Welcome to the fourth in my Alaskan Adventures series! Previously, I have explored some of my newly found adventures whether the Mendenhall Glacier to hiking many of the hundreds of miles of trails just around Juneau to last week’s July Fourth parade and fireworks. This post I gear towards Alaskan wildlife. I have to say that just like those commercials that come across the television when there is a severe weather warning or watch in effect, the same goes for Alaska. The Wildlife Watch is in effect.
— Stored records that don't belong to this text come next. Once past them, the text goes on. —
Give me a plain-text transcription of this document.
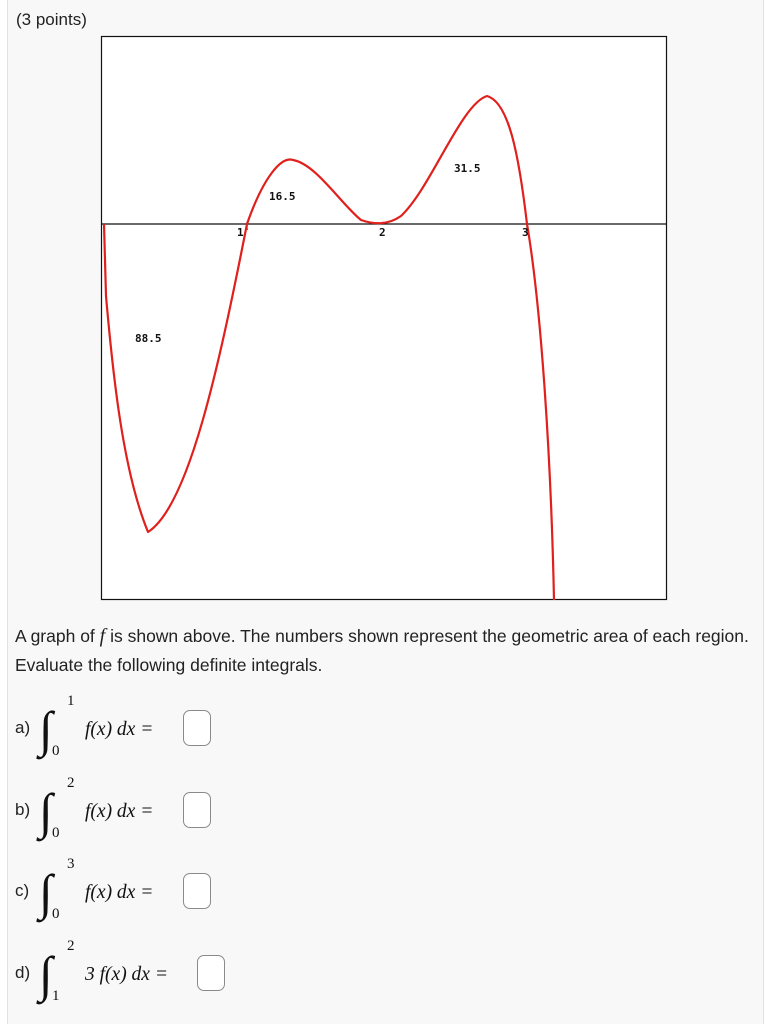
(3 points)
88.5
16.5
31.5
1	2	3
A graph of f is shown above. The numbers shown represent the geometric area of each region. Evaluate the following definite integrals.
a) ∫ 1
0
f(x) dx =
b) ∫ 2
0
f(x) dx =
c) ∫ 3
0
f(x) dx =
d) ∫ 2
1
3 f(x) dx =
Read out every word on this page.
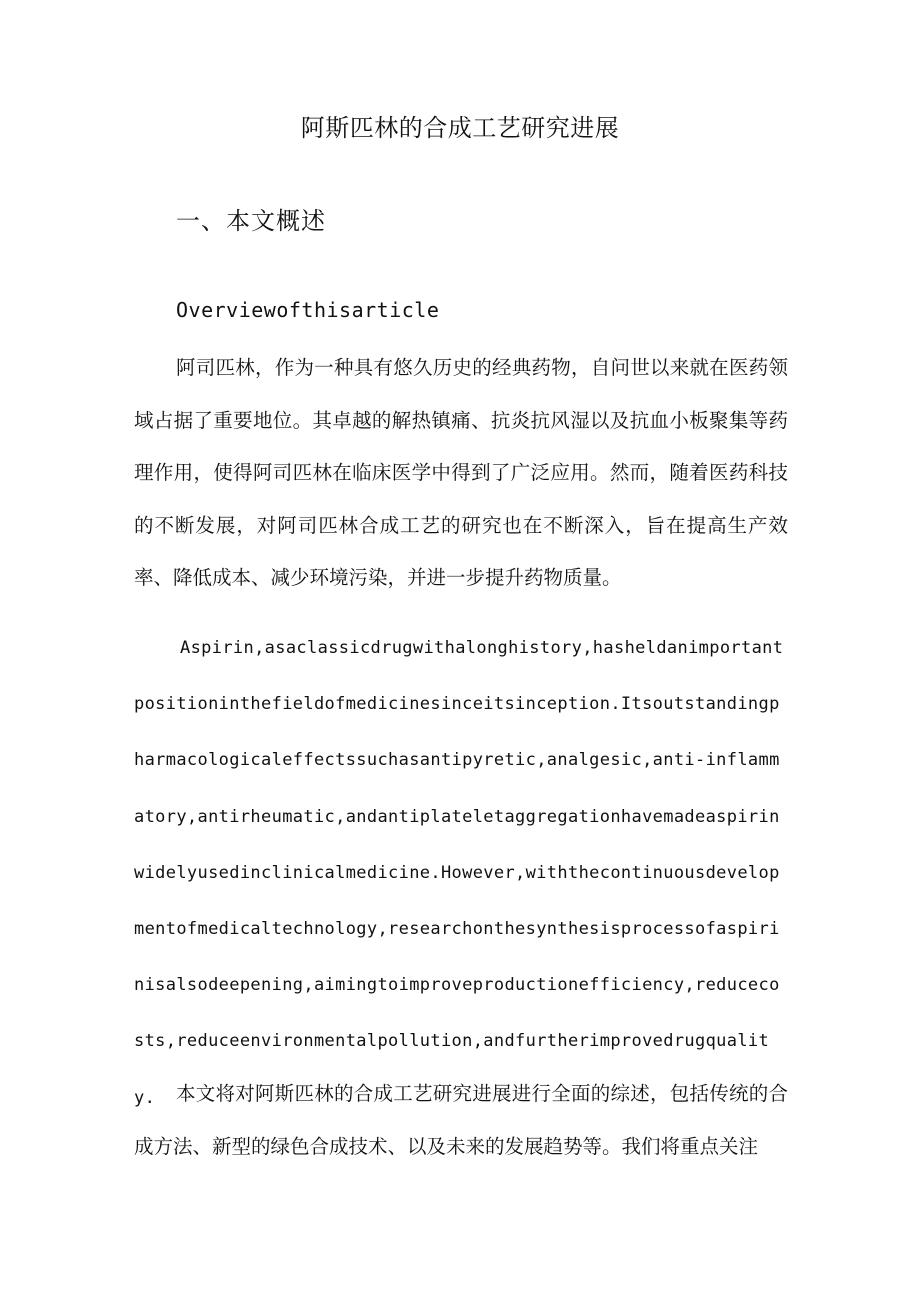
阿斯匹林的合成工艺研究进展
一、本文概述
Overviewofthisarticle

阿司匹林，作为一种具有悠久历史的经典药物，自问世以来就在医药领域占据了重要地位。其卓越的解热镇痛、抗炎抗风湿以及抗血小板聚集等药理作用，使得阿司匹林在临床医学中得到了广泛应用。然而，随着医药科技的不断发展，对阿司匹林合成工艺的研究也在不断深入，旨在提高生产效率、降低成本、减少环境污染，并进一步提升药物质量。

Aspirin,asaclassicdrugwithalonghistory,hasheldanimportantpositioninthefieldofmedicinesinceitsinception.Itsoutstandingpharmacologicaleffectssuchasantipyretic,analgesic,anti-inflammatory,antirheumatic,andantiplateletaggregationhavemadeaspirinwidelyusedinclinicalmedicine.However,withthecontinuousdevelopmentofmedicaltechnology,researchonthesynthesisprocessofaspirinisalsodeepening,aimingtoimproveproductionefficiency,reducecosts,reduceenvironmentalpollution,andfurtherimprovedrugquality.	本文将对阿斯匹林的合成工艺研究进展进行全面的综述，包括传统的合成方法、新型的绿色合成技术、以及未来的发展趋势等。我们将重点关注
Over the past month, I have been privledged to witness some animals for my first time ever. Others I have witnessed in captivity from the audience of SeaWorld or outside of a cage at numerous zoos, but never in the wild. As I’ve said before, Alaska is an animal or nature lover’s paradise. It is really nature of all forms on steroids. Everything from the forest with floor to ceiling moss to trails full of animal surprises on foot and air. And, that’s not to mention what lies in the waters coming from the depths of the Pacific through the Gastineau Channel and onto other fertile waters to feed, spawn, and more.

From the picture, you can see that I have already spotted an Alaskan black bear. This I stumbled upon during my daily run to the Tongass National Forest. It was rustling in the grass as I was stretching. It is my suspicion that the young bear was probably hunting the waters off the Mendenhall Glacier for some of the first salmon spawning as it is is early in that season and yet too early for wild berries because of the very wet, cool summer. Never before had I seen a bear in the wild. With many stories from locals and repeat summer visitors or tourism workers, I know that I will probably have many more run-ins with both black and brown bears as when the spawning and berry season start to peak, it is known the bears come out in full force.
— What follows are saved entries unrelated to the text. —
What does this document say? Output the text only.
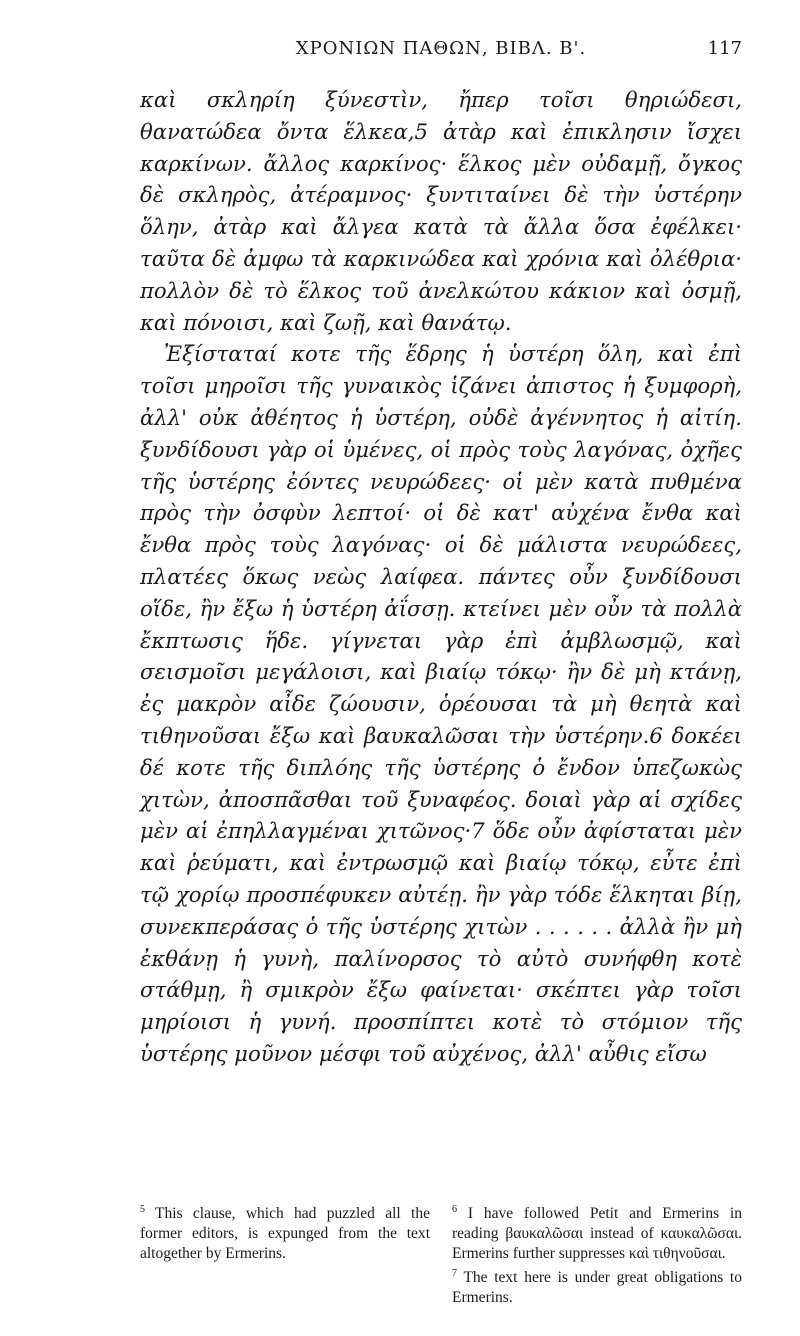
ΧΡΟΝΙΩΝ ΠΑΘΩΝ, ΒΙΒΛ. Β'.	117

καὶ σκληρίη ξύνεστὶν, ἤπερ τοῖσι θηριώδεσι, θανατώδεα ὄντα ἕλκεα,5 ἀτὰρ καὶ ἐπικλησιν ἴσχει καρκίνων. ἄλλος καρκίνος· ἕλκος μὲν οὐδαμῇ, ὄγκος δὲ σκληρὸς, ἀτέραμνος· ξυντιταίνει δὲ τὴν ὑστέρην ὅλην, ἀτὰρ καὶ ἄλγεα κατὰ τὰ ἄλλα ὅσα ἐφέλκει· ταῦτα δὲ ἀμφω τὰ καρκινώδεα καὶ χρόνια καὶ ὀλέθρια· πολλὸν δὲ τὸ ἕλκος τοῦ ἀνελκώτου κάκιον καὶ ὀσμῇ, καὶ πόνοισι, καὶ ζωῇ, καὶ θανάτῳ.

Ἐξίσταταί κοτε τῆς ἕδρης ἡ ὑστέρη ὅλη, καὶ ἐπὶ τοῖσι μηροῖσι τῆς γυναικὸς ἱζάνει ἀπιστος ἡ ξυμφορὴ, ἀλλ' οὐκ ἀθέητος ἡ ὑστέρη, οὐδὲ ἀγέννητος ἡ αἰτίη. ξυνδίδουσι γὰρ οἱ ὑμένες, οἱ πρὸς τοὺς λαγόνας, ὀχῆες τῆς ὑστέρης ἐόντες νευρώδεες· οἱ μὲν κατὰ πυθμένα πρὸς τὴν ὀσφὺν λεπτοί· οἱ δὲ κατ' αὐχένα ἔνθα καὶ ἔνθα πρὸς τοὺς λαγόνας· οἱ δὲ μάλιστα νευρώδεες, πλατέες ὅκως νεὼς λαίφεα. πάντες οὖν ξυνδίδουσι οἵδε, ἢν ἔξω ἡ ὑστέρη ἀΐσσῃ. κτείνει μὲν οὖν τὰ πολλὰ ἔκπτωσις ἥδε. γίγνεται γὰρ ἐπὶ ἀμβλωσμῷ, καὶ σεισμοῖσι μεγάλοισι, καὶ βιαίῳ τόκῳ· ἢν δὲ μὴ κτάνῃ, ἐς μακρὸν αἶδε ζώουσιν, ὁρέουσαι τὰ μὴ θεητὰ καὶ τιθηνοῦσαι ἔξω καὶ βαυκαλῶσαι τὴν ὑστέρην.6 δοκέει δέ κοτε τῆς διπλόης τῆς ὑστέρης ὁ ἔνδον ὑπεζωκὼς χιτὼν, ἀποσπᾶσθαι τοῦ ξυναφέος. δοιαὶ γὰρ αἱ σχίδες μὲν αἱ ἐπηλλαγμέναι χιτῶνος·7 ὅδε οὖν ἀφίσταται μὲν καὶ ῥεύματι, καὶ ἐντρωσμῷ καὶ βιαίῳ τόκῳ, εὖτε ἐπὶ τῷ χορίῳ προσπέφυκεν αὐτέῃ. ἢν γὰρ τόδε ἕλκηται βίῃ, συνεκπεράσας ὁ τῆς ὑστέρης χιτὼν . . . . . . ἀλλὰ ἢν μὴ ἐκθάνῃ ἡ γυνὴ, παλίνορσος τὸ αὐτὸ συνήφθη κοτὲ στάθμῃ, ἢ σμικρὸν ἔξω φαίνεται· σκέπτει γὰρ τοῖσι μηρίοισι ἡ γυνή. προσπίπτει κοτὲ τὸ στόμιον τῆς ὑστέρης μοῦνον μέσφι τοῦ αὐχένος, ἀλλ' αὖθις εἴσω

$^5$ This clause, which had puzzled all the former editors, is expunged from the text altogether by Ermerins.

$^6$ I have followed Petit and Ermerins in reading βαυκαλῶσαι instead of καυκαλῶσαι. Ermerins further suppresses καὶ τιθηνοῦσαι.

$^7$ The text here is under great obligations to Ermerins.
Although I do not have a picture as of yet. I have had many accounts with porcupines on the trails, both small, cute baby porcupines like a squirrel in a costume to a porcupine the size of a medium sized dog. Without much contact with porcupines before, I didn’t know if I should be afraid, cautious, both, or neither. I chose to be cautious. I figure why upset a wild animal with spines. Apparently, they are large rodents that have the spines for attacks by predators, but I wasn’t taking any chances.
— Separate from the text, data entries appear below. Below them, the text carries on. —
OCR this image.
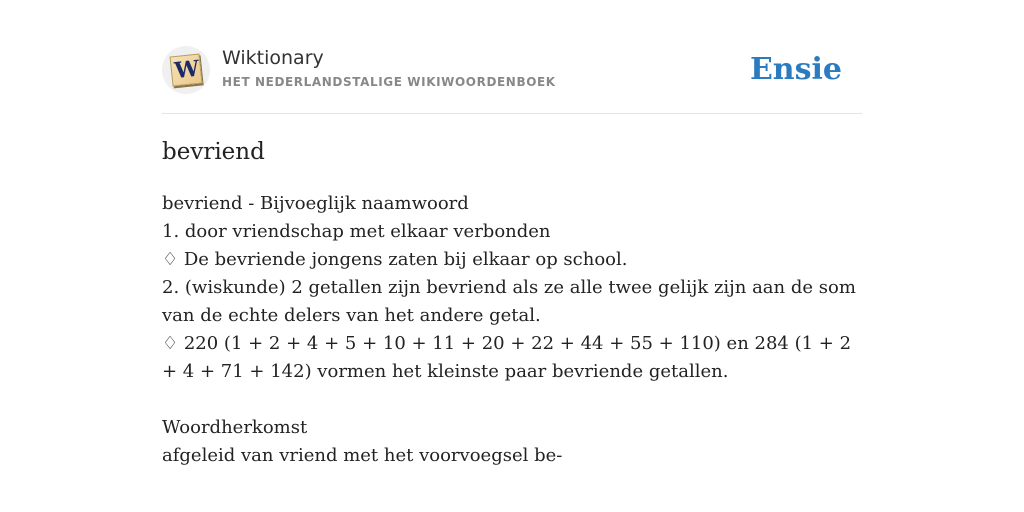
W Wiktionary
HET NEDERLANDSTALIGE WIKIWOORDENBOEK	Ensie
bevriend
bevriend - Bijvoeglijk naamwoord
1. door vriendschap met elkaar verbonden
♢ De bevriende jongens zaten bij elkaar op school.
2. (wiskunde) 2 getallen zijn bevriend als ze alle twee gelijk zijn aan de som van de echte delers van het andere getal.
♢ 220 (1 + 2 + 4 + 5 + 10 + 11 + 20 + 22 + 44 + 55 + 110) en 284 (1 + 2 + 4 + 71 + 142) vormen het kleinste paar bevriende getallen.
Woordherkomst
afgeleid van vriend met het voorvoegsel be-
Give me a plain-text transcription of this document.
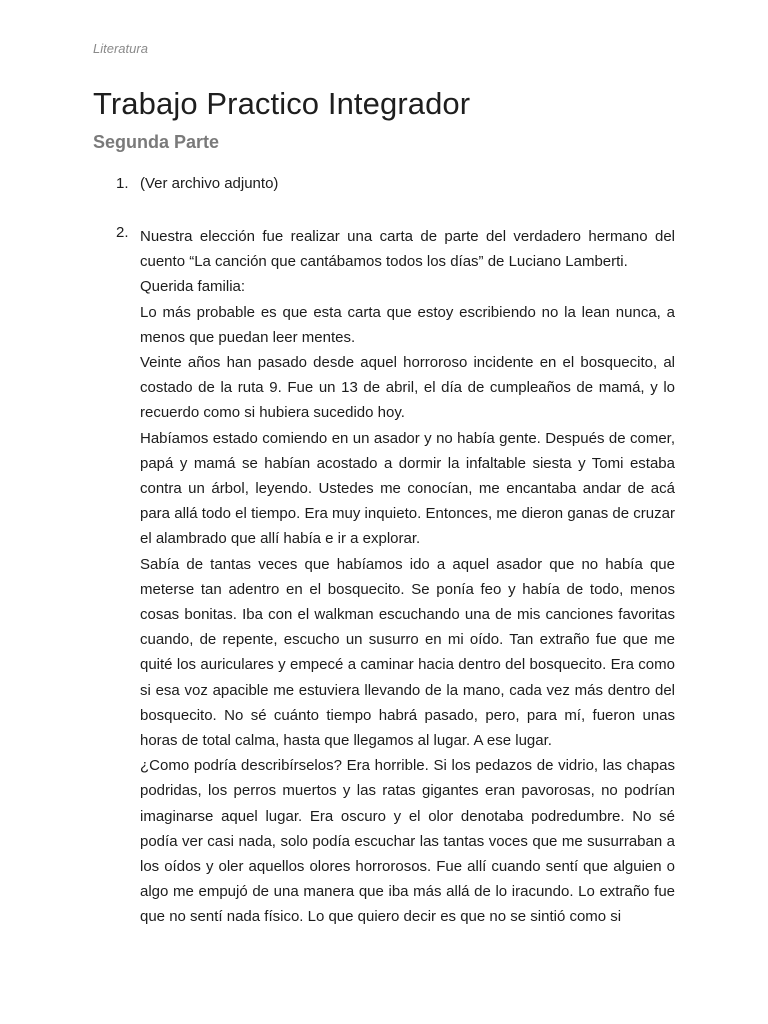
Literatura
Trabajo Practico Integrador
Segunda Parte
1. (Ver archivo adjunto)
2. Nuestra elección fue realizar una carta de parte del verdadero hermano del cuento “La canción que cantábamos todos los días” de Luciano Lamberti.

Querida familia:

Lo más probable es que esta carta que estoy escribiendo no la lean nunca, a menos que puedan leer mentes.

Veinte años han pasado desde aquel horroroso incidente en el bosquecito, al costado de la ruta 9. Fue un 13 de abril, el día de cumpleaños de mamá, y lo recuerdo como si hubiera sucedido hoy.

Habíamos estado comiendo en un asador y no había gente. Después de comer, papá y mamá se habían acostado a dormir la infaltable siesta y Tomi estaba contra un árbol, leyendo. Ustedes me conocían, me encantaba andar de acá para allá todo el tiempo. Era muy inquieto. Entonces, me dieron ganas de cruzar el alambrado que allí había e ir a explorar.

Sabía de tantas veces que habíamos ido a aquel asador que no había que meterse tan adentro en el bosquecito. Se ponía feo y había de todo, menos cosas bonitas. Iba con el walkman escuchando una de mis canciones favoritas cuando, de repente, escucho un susurro en mi oído. Tan extraño fue que me quité los auriculares y empecé a caminar hacia dentro del bosquecito. Era como si esa voz apacible me estuviera llevando de la mano, cada vez más dentro del bosquecito. No sé cuánto tiempo habrá pasado, pero, para mí, fueron unas horas de total calma, hasta que llegamos al lugar. A ese lugar.

¿Como podría describírselos? Era horrible. Si los pedazos de vidrio, las chapas podridas, los perros muertos y las ratas gigantes eran pavorosas, no podrían imaginarse aquel lugar. Era oscuro y el olor denotaba podredumbre. No sé podía ver casi nada, solo podía escuchar las tantas voces que me susurraban a los oídos y oler aquellos olores horrorosos. Fue allí cuando sentí que alguien o algo me empujó de una manera que iba más allá de lo iracundo. Lo extraño fue que no sentí nada físico. Lo que quiero decir es que no se sintió como si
Also, not documented in this post, but certainly worth mentioning are the abundance of bald eagles. As the salmon season is beginning, the streams are lined with both young, brown bald eagles not yet with the white head as well as their parents with wingspans upwards to eight feet. Having seen bald eagles both in the wild and in captivity, it is still equally amazing to see dozens if not more of these rare birds without trying. In my daily errands, bike rides, or walks, it is evident that Alaska is bald eagle territory. Additionally, I can understand the reasoning behind the selection of the majestic bald eagle as the U.S. National Bird.

In conclusion to my Wildlife Watch (up to this point), I wanted to take you to the water. Just a short drive or bike ride from Juneau’s downtown and Mendenhall Valley is Auke Bay, which is a great entry point to the many islands, fertile waters of Lynn Canal and Favorite Channel. It is here that I took a whale watching evening cruise with Allen Marine on a very typical, Southeast Alaskan evening with cloudy skies, winds, and light rain. Prepared with rain pants and raincoat, I was amazed how quickly and how many marine wildlife came out of the woodwork or better said the waterworks. Not only were salmon jumping out of the water, but dozens of Stellar sea lions were seen. Then all of a sudden a pod of killer whales was spotted. Just like a kid, giddy with my mouth wide open with amazement, there swam by not one or two, but fifteen killer whales. They were rather easy to follow with my eyes because of their prominent dorsal fin. They also were quite playful with one breaching out of the water for all of us to attempt to capture via film, but I was unsuccessful. As if seeing a pod of fifteen killer whales wasn’t already a story tell home about, but then the captain and crew spotted a blowhole of a humpback. It turned out to be a mother and a calf. A tad more difficult to follow because its dorsal fin is much smaller and less prominent as well as longer down times beneath the surface, I was pleased to not only see the mother and calf, but roughly about five in total. One flirtacious humpback gave the boat a full wave of its fluke. It was just spectacular. View the video of various whale spotings below or click here.


So in one month, I have seen countless bald eagles, ran into a black bear, cautiously avoided various porcupines, passed dozens of sea lions, saw a family of roughly five humpbacks, and an amazing pod of fifteen killer whales (orca). I can’t wait to be surprised by more of Alaska’s beauty and wildlife.